BI, PowerBI, - GregLinthicum/From-Logistic-Regression-to-Long-short-term-memory-RNN GitHub Wiki
Assertions regarding substantial disparities in functionality between Power BI and Excel are greatly exaggerated.
Automation and Flexibility:
- Excel allows highly flexible report and dashboard creation. However, automating tasks can be challenging.
- Power BI offers less flexibility than Excel but provides better automation options. Users can schedule data refreshes, automate report generation, and create dynamic dashboards.

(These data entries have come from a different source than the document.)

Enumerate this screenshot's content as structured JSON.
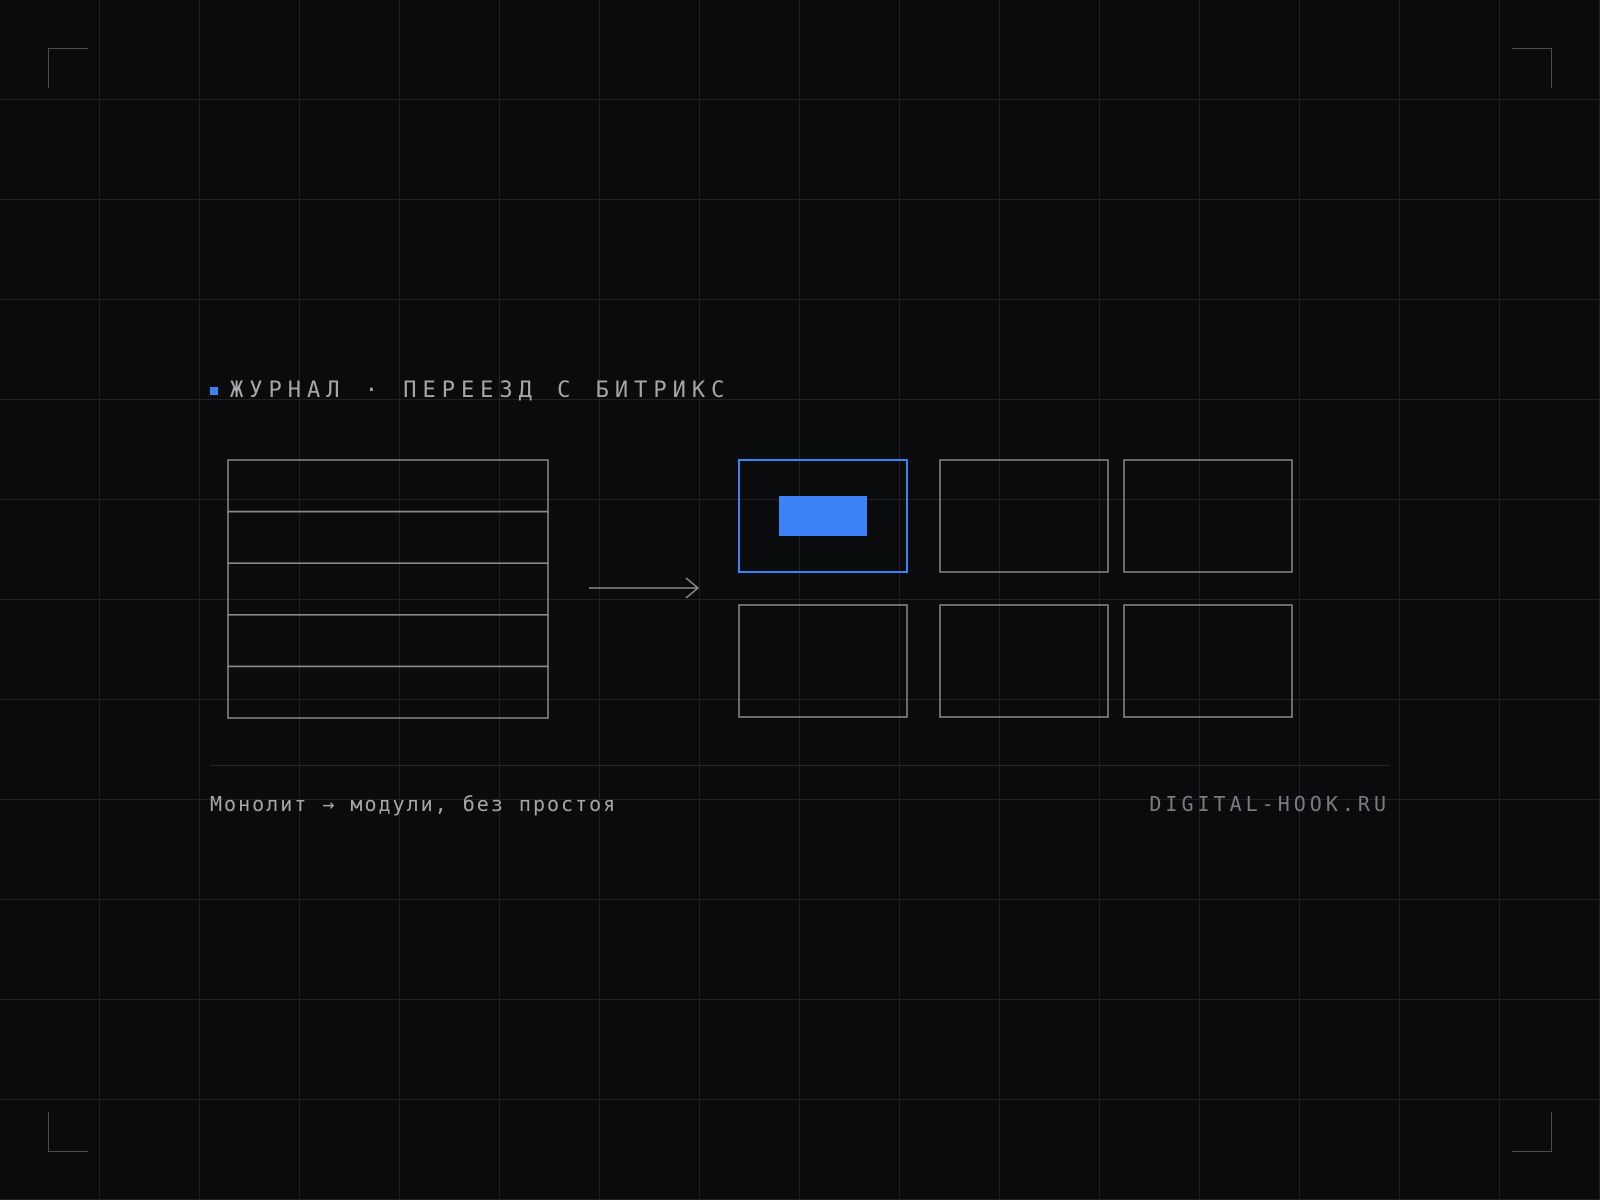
{
  "header": {
    "kicker": "ЖУРНАЛ · ПЕРЕЕЗД С БИТРИКС"
  },
  "footer": {
    "caption": "Монолит → модули, без простоя",
    "domain": "DIGITAL-HOOK.RU"
  },
  "diagram": {
    "monolith_rows": 5,
    "module_grid": {
      "rows": 2,
      "cols": 3,
      "highlighted_index": 0
    }
  },
  "colors": {
    "background": "#0a0b0d",
    "grid": "#1e2023",
    "stroke": "#8a8a8a",
    "accent": "#3b82f6",
    "text": "#a6a6a6",
    "muted_text": "#7a7c80"
  }
}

Collaboration and Sharing:
Excel files can be shared, but collaboration can be cumbersome due to version control issues. Power BI allows seamless collaboration. Reports and dashboards can be shared online, and users can collaborate in real time.\
Learning Curve:
Excel is well-established and widely known. Many users are familiar with its basic features. Power BI has a steeper learning curve, especially for advanced features. However, itโs worth investing time to harness its capabilities.

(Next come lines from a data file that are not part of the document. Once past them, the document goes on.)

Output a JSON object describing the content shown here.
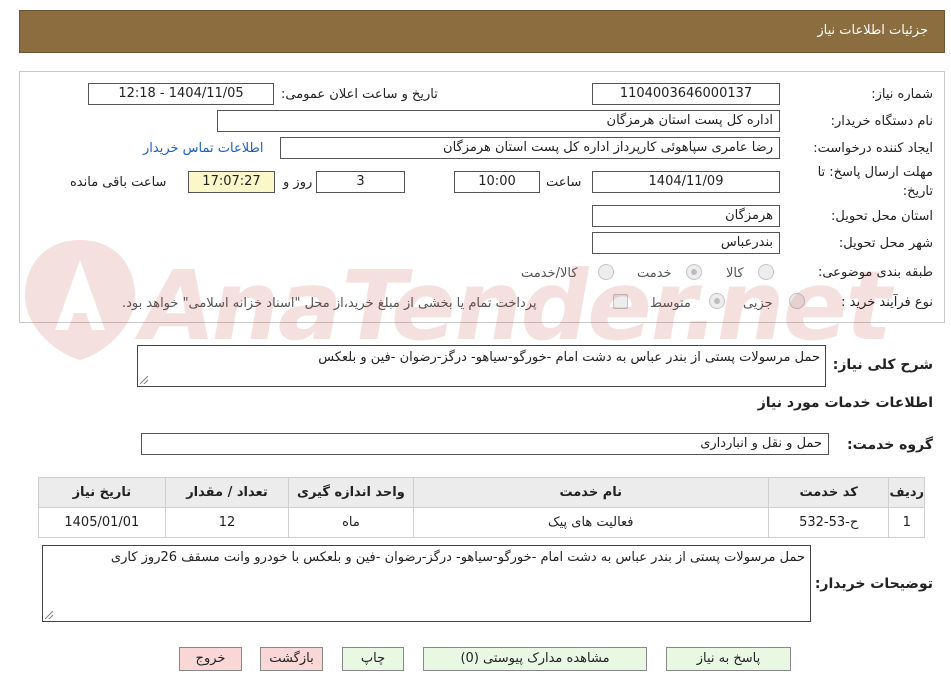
{
  "header": {
    "title": "جزئیات اطلاعات نیاز"
  },
  "form": {
    "need_number": {
      "label": "شماره نیاز:",
      "value": "1104003646000137"
    },
    "announce_datetime": {
      "label": "تاریخ و ساعت اعلان عمومی:",
      "value": "1404/11/05 - 12:18"
    },
    "buyer_org": {
      "label": "نام دستگاه خریدار:",
      "value": "اداره کل پست استان هرمزگان"
    },
    "requester": {
      "label": "ایجاد کننده درخواست:",
      "value": "رضا عامری سپاهوئی کارپرداز اداره کل پست استان هرمزگان",
      "contact_link": "اطلاعات تماس خریدار"
    },
    "deadline": {
      "label_line1": "مهلت ارسال پاسخ: تا",
      "label_line2": "تاریخ:",
      "date": "1404/11/09",
      "time_label": "ساعت",
      "time": "10:00",
      "days": "3",
      "days_label": "روز و",
      "remaining": "17:07:27",
      "remaining_label": "ساعت باقی مانده"
    },
    "delivery_province": {
      "label": "استان محل تحویل:",
      "value": "هرمزگان"
    },
    "delivery_city": {
      "label": "شهر محل تحویل:",
      "value": "بندرعباس"
    },
    "category": {
      "label": "طبقه بندی موضوعی:",
      "options": [
        "کالا",
        "خدمت",
        "کالا/خدمت"
      ],
      "selected": "خدمت"
    },
    "purchase_type": {
      "label": "نوع فرآیند خرید :",
      "options": [
        "جزیی",
        "متوسط"
      ],
      "selected": "متوسط",
      "payment_note": "پرداخت تمام یا بخشی از مبلغ خرید،از محل \"اسناد خزانه اسلامی\" خواهد بود."
    }
  },
  "description": {
    "label": "شرح کلی نیاز:",
    "value": "حمل مرسولات پستی از بندر عباس به دشت امام -خورگو-سیاهو- درگز-رضوان -فین و بلعکس"
  },
  "services_section": {
    "title": "اطلاعات خدمات مورد نیاز",
    "group_label": "گروه خدمت:",
    "group_value": "حمل و نقل و انبارداری"
  },
  "table": {
    "headers": [
      "ردیف",
      "کد خدمت",
      "نام خدمت",
      "واحد اندازه گیری",
      "تعداد / مقدار",
      "تاریخ نیاز"
    ],
    "rows": [
      [
        "1",
        "ح-53-532",
        "فعالیت های پیک",
        "ماه",
        "12",
        "1405/01/01"
      ]
    ]
  },
  "buyer_notes": {
    "label": "توضیحات خریدار:",
    "value": "حمل مرسولات پستی از بندر عباس به دشت امام -خورگو-سیاهو- درگز-رضوان -فین و بلعکس  با خودرو وانت مسقف 26روز کاری"
  },
  "buttons": {
    "reply": "پاسخ به نیاز",
    "attachments": "مشاهده مدارک پیوستی (0)",
    "print": "چاپ",
    "back": "بازگشت",
    "exit": "خروج"
  },
  "colors": {
    "header_bg": "#8b6d3f",
    "button_green": "#e8f8e3",
    "button_pink": "#fad7d7",
    "link": "#1a5fc7"
  }
}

The main component contributing to the steeper learning curve when working with Power BI is the Data Analysis Expressions (DAX) language.
DAX would require some learning from PySpark Developer. For example:
Example 1. EARLIER and CALCULATE with FILTER
DAX Code:
Sales This Year = CALCULATE(SUM(Sales[Amount]), FILTER(Sales, Year(Sales[Date]) = EARLIER(Year(TODAY()))))
Excel Code:
Sales This Year = SUMIFS(Sales[Amount], Sales[Date], ">=" & DATE(YEAR(TODAY()), 1, 1), Sales[Date], "<=" & TODAY())
-
EARLIER function: Unlike PySpark where you can directly reference the current year within the expression, DAX uses the EARLIER function to navigate context transitions. EARLIER(Year(TODAY())) ensures the Year(Sales[Date]) comparison uses the year from the current context, even when the filter is evaluated.
-
CALCULATE with FILTER: This syntax might seem counter-intuitive for PySpark users coming from a dataframe manipulation background. CALCULATE applies the filter within the function, returning a new virtual table for calculating the sum of sales. In PySpark, you might achieve this with a filter transformation followed by an aggregation.

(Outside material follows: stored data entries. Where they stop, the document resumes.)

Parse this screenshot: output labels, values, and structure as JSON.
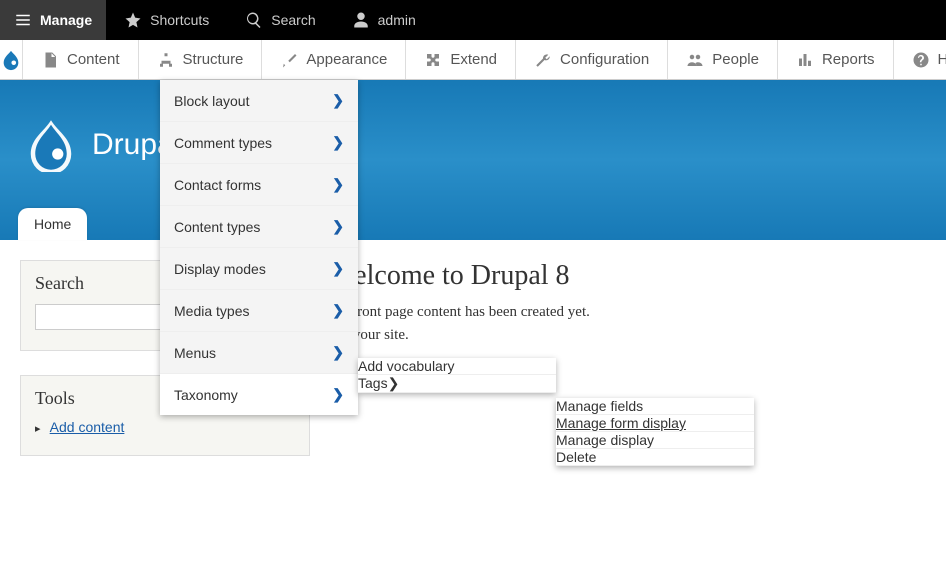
{
  "topbar": {
    "manage": "Manage",
    "shortcuts": "Shortcuts",
    "search": "Search",
    "user": "admin"
  },
  "adminbar": {
    "content": "Content",
    "structure": "Structure",
    "appearance": "Appearance",
    "extend": "Extend",
    "configuration": "Configuration",
    "people": "People",
    "reports": "Reports",
    "help": "Help"
  },
  "site": {
    "name": "Drupal 8",
    "home_tab": "Home"
  },
  "left": {
    "search_title": "Search",
    "tools_title": "Tools",
    "add_content": "Add content"
  },
  "content": {
    "title": "Welcome to Drupal 8",
    "line1": "No front page content has been created yet.",
    "line2_suffix": "ing your site."
  },
  "structure_menu": {
    "items": [
      "Block layout",
      "Comment types",
      "Contact forms",
      "Content types",
      "Display modes",
      "Media types",
      "Menus",
      "Taxonomy"
    ]
  },
  "taxonomy_menu": {
    "add_vocab": "Add vocabulary",
    "tags": "Tags"
  },
  "tags_menu": {
    "manage_fields": "Manage fields",
    "manage_form_display": "Manage form display",
    "manage_display": "Manage display",
    "delete": "Delete"
  }
}
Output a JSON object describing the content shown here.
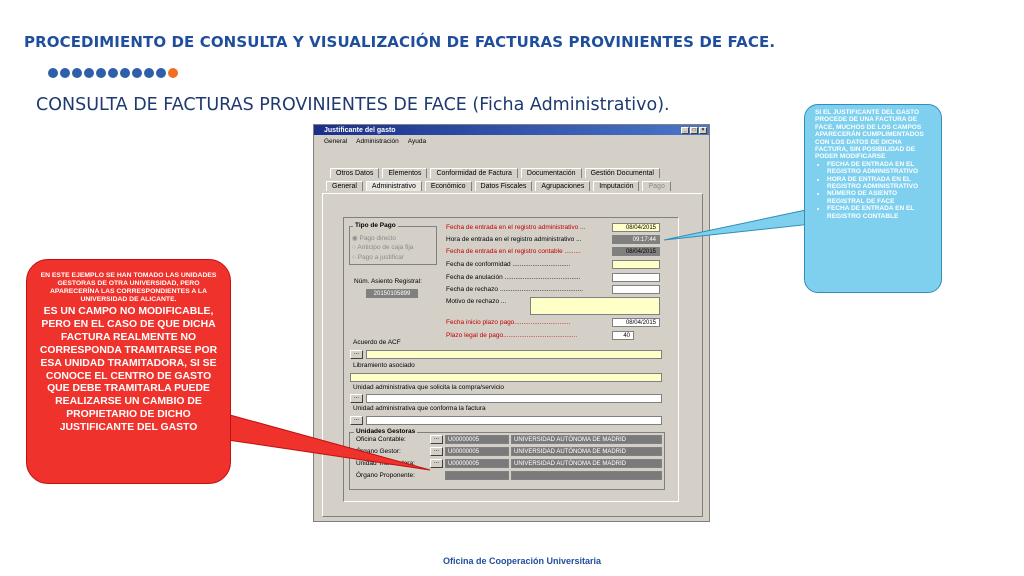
{
  "slide": {
    "title": "PROCEDIMIENTO DE CONSULTA Y VISUALIZACIÓN DE FACTURAS PROVINIENTES DE FACE.",
    "subtitle": "CONSULTA DE FACTURAS PROVINIENTES DE FACE (Ficha Administrativo).",
    "footer": "Oficina de Cooperación Universitaria",
    "colors": {
      "title": "#1f4e9c",
      "dots": "#2e5fa8",
      "dot_accent": "#f26f21",
      "left_callout": "#f0322d",
      "right_callout": "#7fd0ee"
    }
  },
  "window": {
    "title": "Justificante del gasto",
    "menu": [
      "General",
      "Administración",
      "Ayuda"
    ],
    "tabs_top": [
      "Otros Datos",
      "Elementos",
      "Conformidad de Factura",
      "Documentación",
      "Gestión Documental"
    ],
    "tabs_bottom": [
      "General",
      "Administrativo",
      "Económico",
      "Datos Fiscales",
      "Agrupaciones",
      "Imputación",
      "Pago"
    ],
    "tipo_pago": {
      "title": "Tipo de Pago",
      "options": [
        "Pago directo",
        "Anticipo de caja fija",
        "Pago a justificar"
      ]
    },
    "asiento": {
      "label": "Núm. Asiento Registral:",
      "value": "20150105899"
    },
    "fields": {
      "entrada_admin": {
        "label": "Fecha de entrada en el registro administrativo ...",
        "value": "08/04/2015"
      },
      "hora_admin": {
        "label": "Hora de entrada en el registro administrativo ...",
        "value": "09:17:44"
      },
      "entrada_contable": {
        "label": "Fecha de entrada en el registro contable .........",
        "value": "08/04/2015"
      },
      "conformidad": {
        "label": "Fecha de conformidad ................................",
        "value": ""
      },
      "anulacion": {
        "label": "Fecha de anulación ..........................................",
        "value": ""
      },
      "rechazo": {
        "label": "Fecha de rechazo ..............................................",
        "value": ""
      },
      "motivo_rechazo": {
        "label": "Motivo de rechazo ...",
        "value": ""
      },
      "inicio_plazo": {
        "label": "Fecha inicio plazo pago...............................",
        "value": "08/04/2015"
      },
      "plazo_legal": {
        "label": "Plazo legal de pago.........................................",
        "value": "40"
      }
    },
    "acuerdo_acf": "Acuerdo de ACF",
    "libramiento": "Libramiento asociado",
    "unidad_solicita": "Unidad administrativa que solicita la compra/servicio",
    "unidad_conforma": "Unidad administrativa que conforma la factura",
    "unidades_gestoras": {
      "title": "Unidades Gestoras",
      "rows": [
        {
          "label": "Oficina Contable:",
          "code": "U00000005",
          "name": "UNIVERSIDAD AUTÓNOMA DE MADRID"
        },
        {
          "label": "Órgano Gestor:",
          "code": "U00000005",
          "name": "UNIVERSIDAD AUTÓNOMA DE MADRID"
        },
        {
          "label": "Unidad Tramitadora:",
          "code": "U00000005",
          "name": "UNIVERSIDAD AUTÓNOMA DE MADRID"
        },
        {
          "label": "Órgano Proponente:",
          "code": "",
          "name": ""
        }
      ]
    }
  },
  "callout_left": {
    "small": "EN ESTE EJEMPLO SE HAN TOMADO LAS UNIDADES GESTORAS DE OTRA UNIVERSIDAD, PERO APARECERÍNA LAS CORRESPONDIENTES A LA UNIVERSIDAD DE ALICANTE.",
    "big": "ES UN CAMPO NO MODIFICABLE, PERO EN EL CASO DE QUE DICHA FACTURA REALMENTE NO CORRESPONDA TRAMITARSE POR ESA UNIDAD TRAMITADORA, SI SE CONOCE EL CENTRO DE GASTO QUE DEBE TRAMITARLA PUEDE REALIZARSE UN CAMBIO DE PROPIETARIO DE DICHO JUSTIFICANTE DEL GASTO"
  },
  "callout_right": {
    "intro": "SI EL JUSTIFICANTE DEL GASTO PROCEDE DE UNA FACTURA DE FACE, MUCHOS DE LOS CAMPOS APARECERÁN CUMPLIMENTADOS CON LOS DATOS DE DICHA FACTURA, SIN POSIBILIDAD DE PODER MODIFICARSE",
    "items": [
      "FECHA DE ENTRADA EN EL REGISTRO ADMINISTRATIVO",
      "HORA DE ENTRADA EN EL REGISTRO ADMINISTRATIVO",
      "NÚMERO DE ASIENTO REGISTRAL DE FACE",
      "FECHA DE ENTRADA EN EL REGISTRO CONTABLE"
    ]
  }
}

Example 2. VAR function and SELECTEDVALUE function
DAX Code:
Selected Product = VAR(CurrentProduct = SELECTEDVALUE(Products[Name])) RETURN IF(CurrentProduct = BLANK(), "All Products", CurrentProduct)
Excel Code:
Selected Product = IF(ISBLANK(A1), "All Products", A1)
-
VAR function: DAX allows variable declaration using VAR. This code stores the selected product name from the Products table's Name column in a variable named CurrentProduct. In PySpark, you might use a similar concept but likely achieve it within a User Defined Function (UDF).
-
SELECTEDVALUE function: This function retrieves the single value from a single column of the currently selected context in DAX. PySpark users might find this behavior specific to the slicer selections within the visualization tool and potentially require additional logic to handle selections in their Spark code.
Example #3. SAMEPERIODLASTYEAR function and SAMEPERIODLASTYEAR
DAX Code:
Previous Year Sales = VAR(PreviousDate = SAMEPERIODLASTYEAR(Sales[Date])) RETURN CALCULATE(SUM(Sales[Amount]), Sales[Date] = PreviousDate)
Excel Code:
Previous Year Sales = SUMIFS(Sales[Amount], Sales[Date], DATE(YEAR([@Date])-1, MONTH([@Date]), DAY([@Date])))
-
SAMEPERIODLASTYEAR function: DAX offers time intelligence functions like SAMEPERIODLASTYEAR, which returns the date for the corresponding period in the previous year based on the current date context. PySpark users might achieve a similar result by manipulating the date column but wouldn't have a direct function for this specific scenario.
-
RELATED function: DAX allows you to navigate relationships between tables. RELATED here ensures the PreviousDate calculated based on the current context in the Sales table is used when filtering for sales in the same period. PySpark users typically achieve relationship joins within their dataframes but might not encounter this context-specific behavior.